# Can I get some solar panels just to power a couple rooms



## PC person (Feb 2, 2006)

One of our front rooms I want to put a refrigerator in and in my room I have a computer with a 1000 watt power supply. The house faces east and I live in New England. Since it's only powering two rooms I figure it would cost less than the entire house (I don't own the house)

If so, how would this work, would the panels be connected to a battery which is turn would be connected to the breaker box and instead of getting the power from the grid it would be getting it from the battery?


----------



## Corday (Mar 3, 2010)

Without a site survey, you're flying blind. Also, I can't picture the owner giving permission, but maybe it's a relative.


----------



## PC person (Feb 2, 2006)

Corday said:


> Without a site survey, you're flying blind. Also, I can't picture the owner giving permission, but maybe it's a relative.

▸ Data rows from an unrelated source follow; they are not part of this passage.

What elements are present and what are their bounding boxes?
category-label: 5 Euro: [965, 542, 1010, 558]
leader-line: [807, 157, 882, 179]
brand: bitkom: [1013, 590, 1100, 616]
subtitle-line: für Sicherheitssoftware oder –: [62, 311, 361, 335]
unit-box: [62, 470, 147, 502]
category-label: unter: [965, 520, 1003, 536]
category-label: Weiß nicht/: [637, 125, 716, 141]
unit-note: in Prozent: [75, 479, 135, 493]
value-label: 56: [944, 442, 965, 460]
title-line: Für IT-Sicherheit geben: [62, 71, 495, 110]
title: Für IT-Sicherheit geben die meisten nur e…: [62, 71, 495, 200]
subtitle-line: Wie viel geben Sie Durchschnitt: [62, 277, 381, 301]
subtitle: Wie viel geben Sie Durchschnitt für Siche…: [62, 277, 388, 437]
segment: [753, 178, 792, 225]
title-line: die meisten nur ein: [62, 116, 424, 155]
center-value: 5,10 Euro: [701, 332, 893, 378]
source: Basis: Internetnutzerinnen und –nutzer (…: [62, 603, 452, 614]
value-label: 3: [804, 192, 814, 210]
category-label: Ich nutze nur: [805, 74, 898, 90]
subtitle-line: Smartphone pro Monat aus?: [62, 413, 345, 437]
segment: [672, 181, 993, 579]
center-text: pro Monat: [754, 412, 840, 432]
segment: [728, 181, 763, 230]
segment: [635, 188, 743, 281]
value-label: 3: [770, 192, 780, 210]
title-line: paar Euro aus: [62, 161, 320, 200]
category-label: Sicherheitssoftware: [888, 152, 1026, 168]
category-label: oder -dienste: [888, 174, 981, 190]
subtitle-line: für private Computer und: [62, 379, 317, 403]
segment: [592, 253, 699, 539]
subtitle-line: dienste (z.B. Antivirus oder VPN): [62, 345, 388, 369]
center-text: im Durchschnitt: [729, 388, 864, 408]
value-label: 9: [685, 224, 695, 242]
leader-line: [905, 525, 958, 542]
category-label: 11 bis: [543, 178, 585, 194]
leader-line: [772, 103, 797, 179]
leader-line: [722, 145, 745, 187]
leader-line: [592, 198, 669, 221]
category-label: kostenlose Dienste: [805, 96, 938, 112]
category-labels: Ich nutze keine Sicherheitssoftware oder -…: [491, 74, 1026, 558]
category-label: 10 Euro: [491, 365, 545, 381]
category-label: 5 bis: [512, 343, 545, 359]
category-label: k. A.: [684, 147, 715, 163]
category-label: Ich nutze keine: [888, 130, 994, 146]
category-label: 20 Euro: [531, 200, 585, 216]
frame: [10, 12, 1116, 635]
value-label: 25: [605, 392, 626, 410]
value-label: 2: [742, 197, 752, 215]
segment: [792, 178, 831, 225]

It is, I want to save some him some money on his electric bill.


----------



## Basementgeek (Feb 7, 2005)

Better have deep pockets if you are are talking about a frig. My under counter
size frig draws about 13 amps on start up.

BG


----------



## SpywareDr (Jun 15, 2013)

https://www.gogreensolar.com/products/2kw-diy-solar-panel-kit-microinverter


----------



## Basementgeek (Feb 7, 2005)

Batteries not included.

BG


----------



## PC person (Feb 2, 2006)

I'd like to first measure the kwh I usually use in a month, I was looking for a device I could attach to just two breakers on the breaker box, one that goes to my room and the other the downstairs room.


----------